Виолетта молчала, лишь хитро улыбалась и ожидала продолжения моей тирады.

– Я могу понять и простить, если ты увлечёшься мужчиной, превосходящим меня в чём угодно, быть может даже во всём, – с жаром продолжал я. – Тысячи женщин только здесь, в Париже, ничуть не ценят в мужчине литературный дар, они просто не знают, что это такое. Быть может, десятки тысяч женщин вовсе не интересуются литературой, и от мужчины им требуется совсем иное. Но если ты говоришь, что превыше всего ценишь во мне мой литературный дар, и по этой причине допустила, чтобы между нами возникло то, что, я надеюсь, было не всего лишь мимолётным развлечением, а чем-то более значительным, и не только для меня, но и для тебя. Я надеюсь, что наши отношения хотя бы на четверть столь же важны для тебя, как они важны для меня. И если эти отношения зародились и утвердились на почве твоего признания моего литературного дара, то как ты могла предположить, что где-то рядом, здесь, в Париже, ты можешь легко найти другого, перед которым мой литературный талант померк бы настолько, чтобы ты увлеклась этим человеком сильней, чем сейчас увлечена мной?
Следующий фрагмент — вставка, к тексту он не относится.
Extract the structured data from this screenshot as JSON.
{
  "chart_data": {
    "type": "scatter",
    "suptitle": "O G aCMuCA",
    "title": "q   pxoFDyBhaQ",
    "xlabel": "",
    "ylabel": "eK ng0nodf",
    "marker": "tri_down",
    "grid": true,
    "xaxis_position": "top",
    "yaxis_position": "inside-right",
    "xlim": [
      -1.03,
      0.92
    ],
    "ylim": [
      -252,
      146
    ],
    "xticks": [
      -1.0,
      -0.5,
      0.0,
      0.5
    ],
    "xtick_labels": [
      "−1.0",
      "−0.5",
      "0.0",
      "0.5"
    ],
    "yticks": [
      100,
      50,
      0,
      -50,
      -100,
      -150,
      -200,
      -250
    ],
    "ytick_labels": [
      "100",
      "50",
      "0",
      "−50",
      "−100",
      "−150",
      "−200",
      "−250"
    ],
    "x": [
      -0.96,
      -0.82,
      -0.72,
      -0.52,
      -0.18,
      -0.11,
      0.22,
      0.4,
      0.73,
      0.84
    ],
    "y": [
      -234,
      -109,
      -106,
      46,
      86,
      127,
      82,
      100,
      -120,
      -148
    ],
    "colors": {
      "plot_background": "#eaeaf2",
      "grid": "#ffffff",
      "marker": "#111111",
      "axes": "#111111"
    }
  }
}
– Продолжай, – тихо сказала Виолетта, заглядывая мне в глаза.

– Ну хорошо, – сказал я. – Быть может, я погорячился. Быть может, я – далеко не лучший писатель. Предположим, что даже здесь, в Париже, где-то живёт и оттачивает свой литературный талант молодой, красивый, стройный и богатый, щедрый и холостой писатель, который через некоторое время обставит меня во всём, что ни есть во мне хорошего. Пусть в его присутствии и на его фоне все мои достоинства померкнут, как меркнет свет Луны в присутствии Солнца. Я – реалист, и я допускаю, что такое вполне возможно.
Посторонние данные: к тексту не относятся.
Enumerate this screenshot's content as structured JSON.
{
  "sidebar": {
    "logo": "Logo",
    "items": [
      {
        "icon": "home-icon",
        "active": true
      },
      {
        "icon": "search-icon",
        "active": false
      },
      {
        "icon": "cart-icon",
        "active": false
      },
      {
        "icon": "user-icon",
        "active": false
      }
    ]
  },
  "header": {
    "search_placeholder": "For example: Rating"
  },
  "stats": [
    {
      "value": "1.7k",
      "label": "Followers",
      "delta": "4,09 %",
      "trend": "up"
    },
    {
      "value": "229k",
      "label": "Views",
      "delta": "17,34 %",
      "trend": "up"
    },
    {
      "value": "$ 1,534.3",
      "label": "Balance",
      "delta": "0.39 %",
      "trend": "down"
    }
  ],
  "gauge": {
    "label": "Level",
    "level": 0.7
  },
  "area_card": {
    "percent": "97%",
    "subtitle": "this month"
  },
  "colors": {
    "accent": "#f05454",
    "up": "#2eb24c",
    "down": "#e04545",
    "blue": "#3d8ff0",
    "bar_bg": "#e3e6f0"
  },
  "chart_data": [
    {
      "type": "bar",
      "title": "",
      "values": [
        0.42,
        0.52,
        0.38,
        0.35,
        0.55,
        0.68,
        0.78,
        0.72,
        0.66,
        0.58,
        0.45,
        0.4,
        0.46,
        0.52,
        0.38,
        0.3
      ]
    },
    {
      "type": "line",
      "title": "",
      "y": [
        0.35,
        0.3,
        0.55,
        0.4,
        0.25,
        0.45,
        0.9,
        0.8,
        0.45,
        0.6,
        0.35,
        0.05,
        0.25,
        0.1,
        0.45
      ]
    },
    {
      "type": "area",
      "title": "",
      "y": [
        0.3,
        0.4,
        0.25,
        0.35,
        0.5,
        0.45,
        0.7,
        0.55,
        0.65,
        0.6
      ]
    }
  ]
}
– Серьёзно? – спросила Виолетта с недоверчивой улыбкой.

– Мне несколько трудновато это представить, но я допускаю такую возможность, если не сердцем, то здравым рассудком, – ответил я.
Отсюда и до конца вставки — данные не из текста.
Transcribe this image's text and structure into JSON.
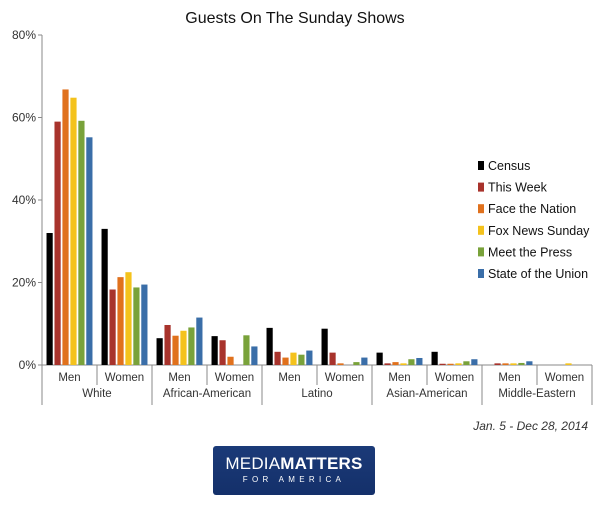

– Ах, прости, я запамятовала, что ты обладаешь здравым рассудком, – сказала Виолетта. – Я буду иметь это в виду и учитывать эту новость впредь. Продолжай, пожалуйста.

– Пропускаю эту колкость мимо ушей, – ответил я снисходительно. – И продолжаю свою мысль. Итак, пусть ты встретишь человека, который будет лучше меня во всех отношениях. Он будет не только моложе, красивее, сильнее, но ещё и талантливее меня. Может быть он ещё и будет прекрасно танцевать, петь, или что там ещё? Не знаю. Плавать, лазать по деревьям? Пусть так, всё так, он будет лучше меня во всём. Но разве будет он любить тебя так, как люблю тебя я?

После этого я с нежностью посмотрел в глаза Виолетте.

Она молчала. Мне даже показалось, что она затаила дыхание.

– Ведь я люблю тебя, Виолетта, так, как никогда никого не любил, и никогда никого не полюблю, – сказал я, продолжая смотреть ей в глаза. – Сможешь ли ты встретить в ком-то другом такую любовь, какую испытываю к тебе я? И если мои чувства ещё не зажгли в тебе ответного огня любви, может быть просто у нас с тобой было недостаточно времени, чтобы ты не только узнала меня получше, но и ощутила всю глубину моей любви к тебе?

– Ты всё это говоришь серьёзно? – прошептала Виолетта. – Как ты можешь утверждать, что любишь меня, если ты меня почти совсем не знаешь?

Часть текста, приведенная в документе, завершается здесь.